Юлия преисполнилась гордости, слушая этот пылкий шепот, этот голос, искаженный страстью. Теперь поцелуи ничем не напоминали их с Адамом невинные, робкие лобзанья где-нибудь за тенистым кустом бузины или в укромном закоулке Барканара [22]. Его сильные пальцы играли с ее телом, извлекая из его потаенных глубин неведомую прежде мелодию пробудившейся страсти. С изумлением Юлия узнавала, что есть места, прикосновения к которым она просто не может перенести: это исторгало стоны, заставляло выгибаться дугой, раздвигая чресла, не скрывая своей жажды слиться с Адамом вновь — и все-таки изведать то, что пока оставалось для нее неизвестным: любовное наслаждение. А он все медлил, терзал ее новыми поцелуями, трогал ее везде своими бесстыдными пальцами, и Юлия с восхищением отдавалась самым смелым ласкам, забыв об отзвуках прежней боли. Наконец он снова запечатал ей губы своим поцелуем, а пальцы его вторглись в лоно Юлии, повторяя движения языка, ласкавшего ее рот.

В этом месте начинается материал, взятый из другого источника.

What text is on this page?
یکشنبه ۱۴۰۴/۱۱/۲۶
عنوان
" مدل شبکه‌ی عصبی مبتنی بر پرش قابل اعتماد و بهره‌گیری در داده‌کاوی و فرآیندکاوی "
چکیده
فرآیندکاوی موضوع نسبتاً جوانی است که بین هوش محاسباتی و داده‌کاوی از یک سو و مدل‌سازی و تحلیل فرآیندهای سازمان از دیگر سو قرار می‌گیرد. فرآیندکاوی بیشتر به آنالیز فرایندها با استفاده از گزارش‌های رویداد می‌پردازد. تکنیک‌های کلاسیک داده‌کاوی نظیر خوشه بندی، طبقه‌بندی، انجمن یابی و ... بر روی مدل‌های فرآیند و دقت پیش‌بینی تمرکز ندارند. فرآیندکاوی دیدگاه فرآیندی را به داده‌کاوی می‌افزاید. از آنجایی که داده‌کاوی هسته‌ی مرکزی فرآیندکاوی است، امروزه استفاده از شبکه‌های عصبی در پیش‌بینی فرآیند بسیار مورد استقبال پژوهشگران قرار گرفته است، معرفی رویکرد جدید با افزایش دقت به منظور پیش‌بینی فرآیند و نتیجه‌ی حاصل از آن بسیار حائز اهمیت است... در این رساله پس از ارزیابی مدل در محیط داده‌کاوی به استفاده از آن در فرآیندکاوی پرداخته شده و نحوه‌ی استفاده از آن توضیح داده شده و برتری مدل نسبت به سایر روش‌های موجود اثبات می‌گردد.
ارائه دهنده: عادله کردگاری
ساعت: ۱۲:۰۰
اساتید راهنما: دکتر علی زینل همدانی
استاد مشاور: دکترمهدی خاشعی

Боже… Ох, нет, неужели там не возникло сегодня ничего нового, неужели они всегда были на ее теле — эти восхитительные, упоительные, такие чуткие местечки, отзывавшиеся сладостным трепетом на каждую ласку?! Особенно этот нежный бугорок, по которому снуют мужские пальцы, отрываясь от него лишь затем, чтобы проникнуть в глубь жаркой раковины, вызвать судорогу нетерпеливого ожидания — и вновь вернуться к напряженному комочку плоти. В полусознании Юлия услышала протяжный стон, и не сразу смогла понять, что это она стонет страстно — и в то же время жалобно, умоляюще. В этой мольбе всего своего естества впивалась она губами в мужские губы, стискивала его восхитительно крепкие плечи, еще более возбуждаясь от ощущения этой силы, отныне принадлежащей ей. Блуждая нетерпеливыми руками по его телу, восторгаясь, когда оно отзывалось дрожью на эти прикосновения, она наткнулась на своего старого знакомого, умельца поднимать одеяло и, надо полагать, сшибать заборы, — и с властной нежностью повлекла его к себе.
Возлюбленный Юлии, радостно повинуясь, накрыл ее своим телом и замер. Дрожь его напряженных мышц, срывающееся дыхание красноречивее слов сказали Юлии о его пылкости, и нежности, и желании, и боязни причинить боль. Тихо-тихо, чуть касаясь, она трогала губами его губы, медленно и осторожно приподнимая к нему разведенные, жаждущие чресла. А он медлил — медлил до тех пор, пока Юлия вновь не взяла рукою его горячую плоть и не соединила со своим лоном.
И тотчас замерла в испуганном ожидании: неужели она опять упадет в обморок?
Верно, любовник ее тоже опасался этого, потому что он приподнялся и стал на колени меж ее раскинутых бедер, гуляя смелою рукою по лебяжьему пуху груди. Юлия невольным, как бы извека знакомым движением сплела ноги на его пояснице — и почувствовала, что он медленно вторгается в нее. Сначала робкий гость замер на пороге, не ведая, как примут его в незнакомом доме, однако, обнаружив, что в его честь воскурен фимиам, играет музыка, все устлано коврами и усыпано лепестками роз, вступил уже властно, как хозяин. Теперь он занимает ее всю, без остатка! И когда он начал медленно покачиваться взад-вперед, его касания, чудилось, достигали ее сердца.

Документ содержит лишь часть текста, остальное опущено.